Shortly after joining the Guard, my recruiter, invited me to a “new recruit” party. I was very excited about meeting new people. The party was held at the recruiter’s house in a town about 45 minutes from where we were stationed. I arrived at his house and the only people there were his neighbors, a couple. One of them was in the Air National Guard with us. No one else showed up that night.
The recruiter immediately proceeded to commence in drinking games. It was his idea and he was the one serving all the drinks. We played quarters. I am horrible at quarters so he kept insisting that I drink and he kept serving me more alcohol. At one point, I had like five or more shots in front of me that he tried to pressure me to drink. After a little while, I started to get annoyed. I refused to drink anymore and didn’t care if I had 10 drinks in front of me. I wasn’t going to drink regardless of how much he pressured me. I eventually got up from the table and left the room. When I stood up, I felt dizzy.

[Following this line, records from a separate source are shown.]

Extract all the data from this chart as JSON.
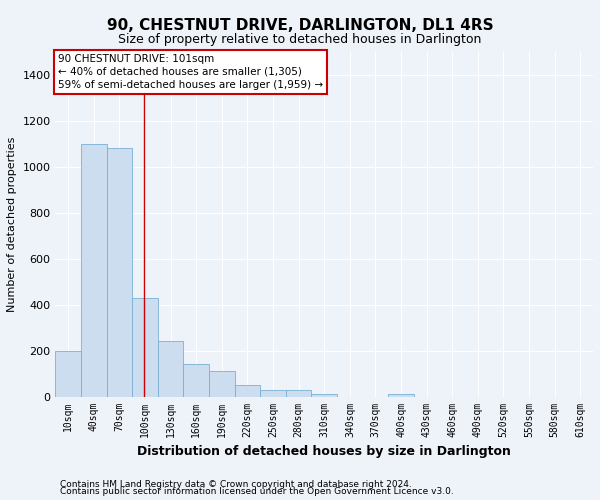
{
  "title": "90, CHESTNUT DRIVE, DARLINGTON, DL1 4RS",
  "subtitle": "Size of property relative to detached houses in Darlington",
  "xlabel": "Distribution of detached houses by size in Darlington",
  "ylabel": "Number of detached properties",
  "footnote1": "Contains HM Land Registry data © Crown copyright and database right 2024.",
  "footnote2": "Contains public sector information licensed under the Open Government Licence v3.0.",
  "bar_color": "#ccddf0",
  "bar_edge_color": "#7aafd4",
  "categories": [
    "10sqm",
    "40sqm",
    "70sqm",
    "100sqm",
    "130sqm",
    "160sqm",
    "190sqm",
    "220sqm",
    "250sqm",
    "280sqm",
    "310sqm",
    "340sqm",
    "370sqm",
    "400sqm",
    "430sqm",
    "460sqm",
    "490sqm",
    "520sqm",
    "550sqm",
    "580sqm",
    "610sqm"
  ],
  "values": [
    200,
    1100,
    1080,
    430,
    240,
    140,
    110,
    50,
    30,
    30,
    10,
    0,
    0,
    10,
    0,
    0,
    0,
    0,
    0,
    0,
    0
  ],
  "ylim": [
    0,
    1500
  ],
  "yticks": [
    0,
    200,
    400,
    600,
    800,
    1000,
    1200,
    1400
  ],
  "property_line_x": 2.97,
  "annotation_text": "90 CHESTNUT DRIVE: 101sqm\n← 40% of detached houses are smaller (1,305)\n59% of semi-detached houses are larger (1,959) →",
  "annotation_box_color": "#ffffff",
  "annotation_box_edge": "#cc0000",
  "annotation_line_color": "#cc0000",
  "background_color": "#eef2f9",
  "grid_color": "#ffffff",
  "title_fontsize": 11,
  "subtitle_fontsize": 9,
  "ylabel_fontsize": 8,
  "xlabel_fontsize": 9,
  "tick_fontsize": 7,
  "annotation_fontsize": 7.5,
  "footnote_fontsize": 6.5
}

I went into his livingroom and laid down on his couch. The recruiter and his neighbors stayed in the kitchen and continued to drink. I passed out. When I woke up, the neighbors were gone, the house was dark, and the recruiter was carrying me into his bedroom. I couldn’t move. I felt like I was outside my body watching everything. The recruiter raped me. I was physically unable to resist and mentally frozen. After he was done with me, he turned his back to me and went to sleep.

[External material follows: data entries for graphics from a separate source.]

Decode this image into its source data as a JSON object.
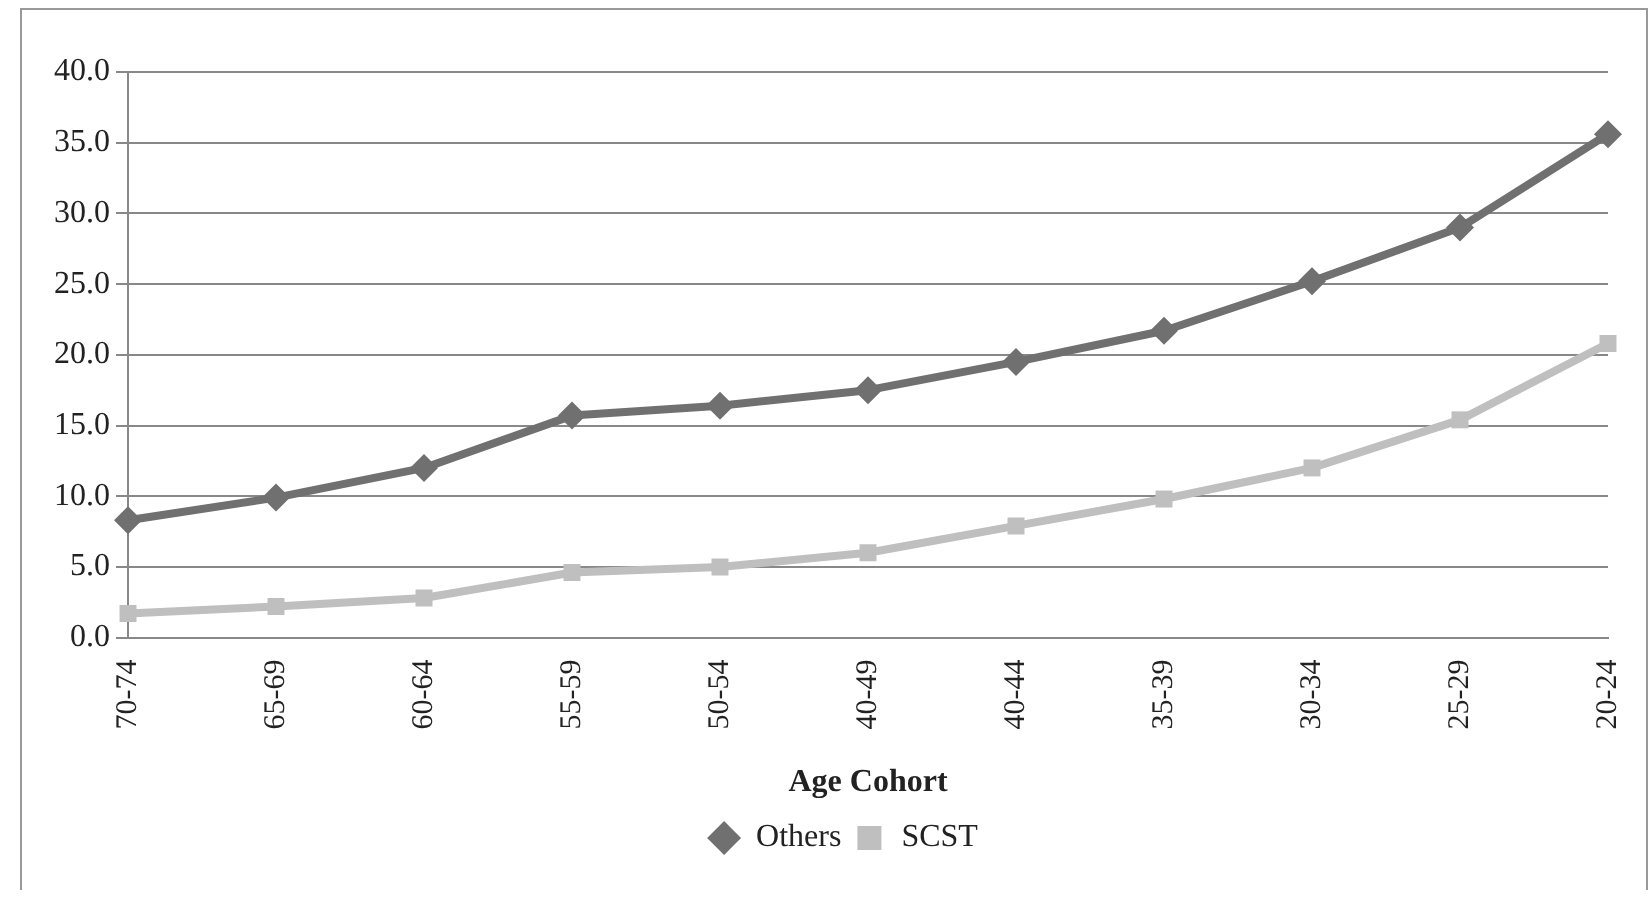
{
  "chart_data": {
    "type": "line",
    "xlabel": "Age Cohort",
    "categories": [
      "70-74",
      "65-69",
      "60-64",
      "55-59",
      "50-54",
      "40-49",
      "40-44",
      "35-39",
      "30-34",
      "25-29",
      "20-24"
    ],
    "series": [
      {
        "name": "Others",
        "color": "#707070",
        "marker": "diamond",
        "values": [
          8.3,
          9.9,
          12.0,
          15.7,
          16.4,
          17.5,
          19.5,
          21.7,
          25.2,
          29.0,
          35.6
        ]
      },
      {
        "name": "SCST",
        "color": "#bfbfbf",
        "marker": "square",
        "values": [
          1.7,
          2.2,
          2.8,
          4.6,
          5.0,
          6.0,
          7.9,
          9.8,
          12.0,
          15.4,
          20.8
        ]
      }
    ],
    "ylim": [
      0,
      40
    ],
    "yticks": [
      {
        "value": 0,
        "label": "0.0"
      },
      {
        "value": 5,
        "label": "5.0"
      },
      {
        "value": 10,
        "label": "10.0"
      },
      {
        "value": 15,
        "label": "15.0"
      },
      {
        "value": 20,
        "label": "20.0"
      },
      {
        "value": 25,
        "label": "25.0"
      },
      {
        "value": 30,
        "label": "30.0"
      },
      {
        "value": 35,
        "label": "35.0"
      },
      {
        "value": 40,
        "label": "40.0"
      }
    ],
    "grid": "y",
    "legend": "bottom",
    "line_style": "solid"
  }
}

I passed out again and awoke around 4 or 5 in the morning, it was light out. I woke up in a panic, confused about what had happened. I put my clothes on and darted out of his house. He continued to sleep. I showered when I got home. I couldn’t face that I was raped. I felt so ashamed and blamed myself for being stupid. I should never have gone to his house in the first place.
Because he was in the Air National Guard, the chances of running into him increased. I couldn’t face what had happened so I avoided him like the plague. It wasn’t hard to do if I stayed out of the main building at the Station. I found out later that he had invited one other new recruit that I worked with. The other new recruit told me that he couldn’t find the recruiter’s house so he went home. He chocked it up to bad directions but I knew that it was intentional.
While attending technical school training at Keesler AFB, I met a fellow Air National Guard member. We got to talking about the recruiter. He told me that his female cousin wanted to join the Air National Guard and was also invited to a “new recruit” party. She, too, had been sexually assaulted by this recruiter. As a result, she did not join. My blood boiled when I learned about this information. I recognized the pattern immediately. I was so upset that I called the recruiter at work, flipped out on him, and told him that I was going to turn him in when I got home. I told him that I knew what he had done to the other woman as well. He hung up on me. I needed to get through my training knowing that when I got home, I would deal with him.
When I got home from technical school training, he was gone. He had quit a job that people just don’t quit. He had walked away from all the years he had put in and his retirement; he was a Technical Sargeant (E-6) in an AGR position (active duty Guard). I heard that he had moved to North Carolina. I felt satisfied that I had made an impact because he left, he was gone, and I didn’t have to turn him in and risk harming my career. I never wanted to see him again. I never told anyone, not even my friends and family, what happened.
I think the recruiter drugged me. And I never want to experience that out of control feeling ever again. As a result I rarely drink. When I do, I keep an eye on my drink and I am with people who make me feel safe. I have a hard time when my husband sleeps with his back to me. It shouldn’t be a big deal, but it triggers me because of that one night. I am sickened that this man is still out there preying on other innocent victims. He is by all accounts a serial rapist, using the same modus operandi. This was the first of four perpetrators I encountered in the first two years of service to my country.